My question is: concretely, what matrices do I need to write down in order to verify that $\mu$ satisfies the Bakry-Émery criterion with a given constant $\rho \geqslant 0$?
Assume that I have little background in differential geometry, and don't yet want to subject myself to carefully understanding things like Ricci curvature etc. (perhaps another day!). I am fairly sure that this task reduces to explicitly computing a few derivatives of $V$ (which I insist on writing as a map with domain $\mathbb{R}^d$), and then verifying that a related matrix is positive semidefinite, and so I am looking for concrete instructions which will allow me to do so efficiently.
The criterion you have to check is $$ \mathrm{Hess}_x V[v,v]+\mathrm{Ric}_x(v,v)\geq \rho g_x(v,v) $$ for all $x\in S^{d-1}$ and unit vectors $v\in T_x S^{d-1}$.
In the case of the round metric on $S^{d-1}$, things get considerably simpler. First, $T_x S^{d-1}=\{x\}^\perp\subset \mathbb R^d$ and $g_x(v,v)=\lvert v\rvert^2$, the Euclidean norm squared. Moreover, the Ricci curvature is just $\mathrm{Ric}_x(v,v)=(d-1)g_x(v,v)$.

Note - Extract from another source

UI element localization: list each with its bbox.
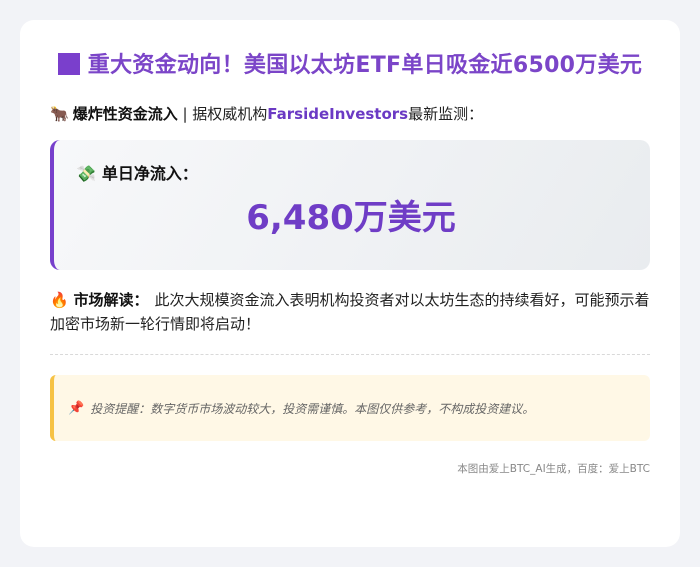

Finally, the Hessian can be computed as follows: If $\gamma$ is the (locally unique) geodesic with starting point $x$ and starting velocity $v$, then $$ \mathrm{Hess}_x V[v,v]=\frac{d^2}{dt^2}\bigg|_{t=0}V(\gamma_t). $$ In the case of the sphere, the geodesic is given by $\gamma_t=(\cos t)x+(\sin t)v$. More explicitly, this amounts to $$ \mathrm{Hess}_x V[v,v]=\langle v,\nabla^2 V(x)v\rangle-\langle x,\nabla V(x)\rangle, $$ where $\nabla V$ and $\nabla^2 V$ are the "Euclidean" gradient and Hessian of $V$ as function on $\mathbb R^d$.